The Potential for Open-Source Collaboration

DeepSeek’s open-source approach further promotes collaboration and innovation in the AI community. By making its models available to the public, DeepSeek encourages developers to contribute to their improvement, identify and fix bugs, and develop new features. This collaborative approach accelerates the pace of innovation and ensures the models are robust and reliable.

This collaborative approach can accelerate the development of AI technology and ensure that it is used for the benefit of all. Open-source development fosters transparency and allows for community-driven improvements, resulting in more secure and trustworthy AI systems. The collective intelligence of the open-source community can identify and address potential biases and ethical concerns, ensuring the responsible development and deployment of AI technology.

The Acceleration of AI Adoption

By lowering the cost of AI, DeepSeek is accelerating the adoption of AI across various industries. As AI becomes more affordable and accessible, more businesses will be able to integrate it into their operations, leading to increased productivity, efficiency, and innovation. This widespread adoption of AI has the potential to transform industries and drive economic growth.

This can have a profound impact on the global economy, driving growth and creating new opportunities. AI-powered automation can streamline processes, reduce costs, and improve efficiency across various sectors, from manufacturing to healthcare to finance. The ability to analyze large datasets and extract valuable insights can lead to better decision-making and improved outcomes. The adoption of AI can also create new jobs and opportunities in areas like AI development, deployment, and maintenance.

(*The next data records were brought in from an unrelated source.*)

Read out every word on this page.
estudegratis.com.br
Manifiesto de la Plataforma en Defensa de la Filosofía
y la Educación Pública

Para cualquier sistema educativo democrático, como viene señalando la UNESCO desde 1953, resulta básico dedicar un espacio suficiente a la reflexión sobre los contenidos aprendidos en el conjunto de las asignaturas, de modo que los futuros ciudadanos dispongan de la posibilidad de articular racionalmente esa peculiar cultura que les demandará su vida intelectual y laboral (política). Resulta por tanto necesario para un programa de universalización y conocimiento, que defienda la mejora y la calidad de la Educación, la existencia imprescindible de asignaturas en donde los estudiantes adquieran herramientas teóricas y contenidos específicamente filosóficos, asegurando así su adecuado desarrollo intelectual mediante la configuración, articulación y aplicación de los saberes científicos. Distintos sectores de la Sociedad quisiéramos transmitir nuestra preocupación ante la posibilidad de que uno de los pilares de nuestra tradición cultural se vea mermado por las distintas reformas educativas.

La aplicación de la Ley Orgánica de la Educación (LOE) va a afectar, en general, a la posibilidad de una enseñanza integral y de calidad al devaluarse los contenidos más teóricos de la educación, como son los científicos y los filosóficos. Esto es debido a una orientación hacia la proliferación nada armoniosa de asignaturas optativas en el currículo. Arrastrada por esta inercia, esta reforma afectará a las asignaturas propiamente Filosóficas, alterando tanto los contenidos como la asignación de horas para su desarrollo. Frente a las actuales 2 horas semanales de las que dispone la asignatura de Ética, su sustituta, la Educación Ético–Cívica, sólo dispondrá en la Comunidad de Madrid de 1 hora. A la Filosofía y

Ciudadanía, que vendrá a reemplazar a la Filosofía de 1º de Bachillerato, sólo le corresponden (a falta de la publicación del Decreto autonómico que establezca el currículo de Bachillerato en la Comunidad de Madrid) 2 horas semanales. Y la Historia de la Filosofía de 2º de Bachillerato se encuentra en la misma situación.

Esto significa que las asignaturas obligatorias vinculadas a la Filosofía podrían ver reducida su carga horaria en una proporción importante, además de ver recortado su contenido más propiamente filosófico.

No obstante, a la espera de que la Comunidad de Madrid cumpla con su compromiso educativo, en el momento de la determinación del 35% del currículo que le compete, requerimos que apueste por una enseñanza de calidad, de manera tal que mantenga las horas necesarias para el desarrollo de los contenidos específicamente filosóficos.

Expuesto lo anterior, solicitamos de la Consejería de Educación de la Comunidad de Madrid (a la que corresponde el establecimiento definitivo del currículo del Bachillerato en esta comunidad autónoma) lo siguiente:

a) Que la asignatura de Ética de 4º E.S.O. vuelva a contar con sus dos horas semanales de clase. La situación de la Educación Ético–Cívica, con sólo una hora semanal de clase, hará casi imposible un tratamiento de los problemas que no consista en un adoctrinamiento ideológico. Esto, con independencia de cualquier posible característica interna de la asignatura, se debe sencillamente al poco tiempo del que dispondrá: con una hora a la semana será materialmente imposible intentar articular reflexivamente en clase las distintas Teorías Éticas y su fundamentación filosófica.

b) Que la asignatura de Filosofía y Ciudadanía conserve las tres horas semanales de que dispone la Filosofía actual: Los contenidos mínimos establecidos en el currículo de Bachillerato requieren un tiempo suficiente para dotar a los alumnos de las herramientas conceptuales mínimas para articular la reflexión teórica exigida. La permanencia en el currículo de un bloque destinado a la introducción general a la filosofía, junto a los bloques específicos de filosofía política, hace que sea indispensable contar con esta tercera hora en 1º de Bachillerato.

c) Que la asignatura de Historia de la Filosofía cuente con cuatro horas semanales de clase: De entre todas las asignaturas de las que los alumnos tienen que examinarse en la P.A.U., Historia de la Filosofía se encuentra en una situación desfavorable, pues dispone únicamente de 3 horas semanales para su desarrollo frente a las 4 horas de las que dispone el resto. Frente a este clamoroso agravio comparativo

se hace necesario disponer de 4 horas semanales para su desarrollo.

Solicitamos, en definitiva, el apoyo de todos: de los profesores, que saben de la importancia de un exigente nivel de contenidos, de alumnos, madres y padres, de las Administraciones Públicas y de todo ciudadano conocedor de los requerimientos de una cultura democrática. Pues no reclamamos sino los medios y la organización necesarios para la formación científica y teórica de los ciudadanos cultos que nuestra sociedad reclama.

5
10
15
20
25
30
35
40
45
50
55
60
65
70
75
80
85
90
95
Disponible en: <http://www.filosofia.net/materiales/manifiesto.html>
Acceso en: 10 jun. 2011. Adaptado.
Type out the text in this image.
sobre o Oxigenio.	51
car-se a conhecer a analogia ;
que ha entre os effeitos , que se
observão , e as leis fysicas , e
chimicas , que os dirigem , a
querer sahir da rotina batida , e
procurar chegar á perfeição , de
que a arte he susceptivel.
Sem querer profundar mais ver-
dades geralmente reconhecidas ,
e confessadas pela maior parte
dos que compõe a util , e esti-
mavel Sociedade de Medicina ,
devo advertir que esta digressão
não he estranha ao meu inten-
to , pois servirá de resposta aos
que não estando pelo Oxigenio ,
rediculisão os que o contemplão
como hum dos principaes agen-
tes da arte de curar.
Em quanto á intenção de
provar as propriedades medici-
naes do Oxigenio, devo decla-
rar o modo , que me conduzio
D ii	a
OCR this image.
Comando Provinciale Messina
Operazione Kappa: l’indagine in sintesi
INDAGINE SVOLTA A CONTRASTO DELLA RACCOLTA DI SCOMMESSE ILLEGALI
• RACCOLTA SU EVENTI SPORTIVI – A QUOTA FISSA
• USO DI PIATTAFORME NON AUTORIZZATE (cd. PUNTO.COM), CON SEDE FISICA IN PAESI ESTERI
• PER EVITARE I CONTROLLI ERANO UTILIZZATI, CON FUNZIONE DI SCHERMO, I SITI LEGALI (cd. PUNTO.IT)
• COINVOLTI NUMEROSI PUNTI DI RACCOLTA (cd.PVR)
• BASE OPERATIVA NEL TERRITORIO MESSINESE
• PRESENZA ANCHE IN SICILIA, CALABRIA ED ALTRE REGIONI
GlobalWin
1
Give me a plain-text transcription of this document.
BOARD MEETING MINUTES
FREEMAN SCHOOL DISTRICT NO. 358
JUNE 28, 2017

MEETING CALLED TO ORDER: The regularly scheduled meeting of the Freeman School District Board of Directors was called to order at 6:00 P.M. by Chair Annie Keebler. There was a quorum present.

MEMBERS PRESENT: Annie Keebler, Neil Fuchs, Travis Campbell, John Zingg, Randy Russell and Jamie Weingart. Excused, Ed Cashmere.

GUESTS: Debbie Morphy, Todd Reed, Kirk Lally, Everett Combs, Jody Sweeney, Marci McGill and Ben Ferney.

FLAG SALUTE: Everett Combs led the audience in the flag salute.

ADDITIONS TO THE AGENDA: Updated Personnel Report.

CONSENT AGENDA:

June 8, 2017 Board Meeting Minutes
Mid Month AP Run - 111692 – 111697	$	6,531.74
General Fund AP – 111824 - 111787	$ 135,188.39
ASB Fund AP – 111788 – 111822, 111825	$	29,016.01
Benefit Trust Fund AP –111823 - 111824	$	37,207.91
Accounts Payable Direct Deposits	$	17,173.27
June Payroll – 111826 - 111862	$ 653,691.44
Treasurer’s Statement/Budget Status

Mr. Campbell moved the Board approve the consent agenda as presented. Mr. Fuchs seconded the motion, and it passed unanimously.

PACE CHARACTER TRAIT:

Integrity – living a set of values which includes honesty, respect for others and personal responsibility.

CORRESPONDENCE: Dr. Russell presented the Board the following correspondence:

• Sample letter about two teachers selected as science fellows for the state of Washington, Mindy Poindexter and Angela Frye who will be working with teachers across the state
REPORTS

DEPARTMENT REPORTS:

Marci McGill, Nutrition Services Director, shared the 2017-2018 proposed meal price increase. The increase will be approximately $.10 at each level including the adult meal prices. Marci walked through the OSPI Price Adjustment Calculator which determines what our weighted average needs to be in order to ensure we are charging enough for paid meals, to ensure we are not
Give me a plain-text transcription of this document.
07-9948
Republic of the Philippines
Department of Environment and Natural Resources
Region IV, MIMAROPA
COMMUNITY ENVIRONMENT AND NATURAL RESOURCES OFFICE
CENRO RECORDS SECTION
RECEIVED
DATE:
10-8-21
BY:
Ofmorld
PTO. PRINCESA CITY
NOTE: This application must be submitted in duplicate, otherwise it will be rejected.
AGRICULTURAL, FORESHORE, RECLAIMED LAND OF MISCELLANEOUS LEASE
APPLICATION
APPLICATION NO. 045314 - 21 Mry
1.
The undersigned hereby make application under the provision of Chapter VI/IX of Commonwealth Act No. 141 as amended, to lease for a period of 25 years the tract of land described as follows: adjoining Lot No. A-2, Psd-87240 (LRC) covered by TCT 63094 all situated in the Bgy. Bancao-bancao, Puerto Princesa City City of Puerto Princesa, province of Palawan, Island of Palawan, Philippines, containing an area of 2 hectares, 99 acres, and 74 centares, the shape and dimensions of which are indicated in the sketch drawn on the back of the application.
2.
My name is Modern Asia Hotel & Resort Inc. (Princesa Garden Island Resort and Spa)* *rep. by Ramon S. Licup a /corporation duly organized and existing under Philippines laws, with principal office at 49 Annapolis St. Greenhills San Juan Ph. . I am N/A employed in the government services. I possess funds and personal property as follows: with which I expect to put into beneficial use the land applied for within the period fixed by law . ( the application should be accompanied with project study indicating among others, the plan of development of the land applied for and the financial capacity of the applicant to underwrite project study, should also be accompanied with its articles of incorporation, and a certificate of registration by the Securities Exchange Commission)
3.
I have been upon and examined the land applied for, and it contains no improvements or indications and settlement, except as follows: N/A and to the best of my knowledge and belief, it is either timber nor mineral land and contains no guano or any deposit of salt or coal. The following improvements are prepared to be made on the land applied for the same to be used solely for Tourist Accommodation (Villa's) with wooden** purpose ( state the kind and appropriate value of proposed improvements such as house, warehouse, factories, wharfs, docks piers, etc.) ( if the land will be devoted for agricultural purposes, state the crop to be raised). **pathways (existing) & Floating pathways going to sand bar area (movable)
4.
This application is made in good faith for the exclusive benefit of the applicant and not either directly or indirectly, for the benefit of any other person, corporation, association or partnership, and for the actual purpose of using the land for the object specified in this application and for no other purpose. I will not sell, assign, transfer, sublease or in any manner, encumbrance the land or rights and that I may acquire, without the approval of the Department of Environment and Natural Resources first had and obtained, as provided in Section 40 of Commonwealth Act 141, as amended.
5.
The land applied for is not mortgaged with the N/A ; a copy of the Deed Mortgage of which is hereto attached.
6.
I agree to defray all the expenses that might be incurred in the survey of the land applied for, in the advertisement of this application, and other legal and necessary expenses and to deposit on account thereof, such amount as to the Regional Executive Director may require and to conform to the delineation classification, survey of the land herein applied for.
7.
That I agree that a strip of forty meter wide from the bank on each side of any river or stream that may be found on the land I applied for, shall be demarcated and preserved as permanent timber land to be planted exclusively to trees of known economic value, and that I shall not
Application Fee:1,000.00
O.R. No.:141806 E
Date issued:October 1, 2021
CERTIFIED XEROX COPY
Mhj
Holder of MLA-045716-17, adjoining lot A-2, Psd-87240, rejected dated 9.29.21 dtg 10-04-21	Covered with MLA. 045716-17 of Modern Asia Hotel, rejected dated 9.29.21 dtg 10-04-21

A More Inclusive AI Ecosystem

DeepSeek’s efforts to democratize AI are contributing to a more inclusive AI ecosystem, where more people have the opportunity to participate in the development and use of AI. This can help to ensure that AI is used in a way that benefits all members of society, rather than just a select few. By promoting diversity and inclusivity, we can ensure that AI reflects the values and perspectives of a wider range of stakeholders.

By empowering smaller businesses, individual developers, and researchers, DeepSeek is fostering a more diverse and innovative AI landscape. This inclusivity can lead to the development of AI solutions that address the needs of underserved communities and promote social good. By ensuring that AI is developed and deployed in a responsible and ethical manner, we can create a more equitable and just society for all. The long-term success of AI depends on its ability to benefit all members of society, and DeepSeek’s efforts to democratize AI are a significant step in that direction.